In the back of an ambulance, Molly was icing a bruise on her hand. "Jean-Paul--"
"Zoey." He was suddenly more sober than she'd ever seen him. "I love you, and I almost lost you. I don't want to-- for that to happen again."
He reminded her of Charlie, the way he said it. The better part of her wanted to run, but she was lost in the thick accent that seeped into his English.
"No parties?" she asked with a raised eyebrow and a bit of a smile.
He kissed her forehead. "No parties.")
Her father sits in the living room in Manchester, waiting to be disappointed. She supposed he was right, that everyone around her was right and that she was the only one in the world who didn't see this coming. Even Donna, entranced by his voice and his family name, pulled her aside at her wedding and told the young bride-to-be to watch out. (She shook her head: "Donna, you're crazy. Go back to your cake or something.")

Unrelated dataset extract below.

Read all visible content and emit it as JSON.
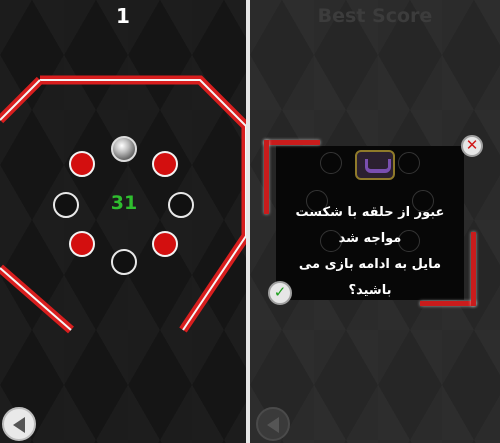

Now her mind can't help but go back, looking for remnants of the woman sleeping in her husband's arms, on her side of the bed. It doesn't take long either, because maybe she's suspected for some time now: the rearranged magazines on the coffee table; the bottle of aspirin on the sink, when she distinctly remembers putting it away; the missing pieces of fruit from the bowl in the kitchen, when she knows it wasn't Jean-Paul who ate them. If she goes back home, she'll find champagne glasses in the dishwasher wearing lipstick stains in a shade she doesn't own.
(Of course, she can't bring herself to do this. Tonight, she will crash at a friend's house; tomorrow, she will call to make sure he is not home. She will collect her belongings from the closet, and she will check into a hotel. She will book herself on the first flight to New York or Boston or Washington or anywhere that's not here. And then, she will call the lawyer.)
Across the street, the man leans down and kisses the woman, and Zoey begins to cry.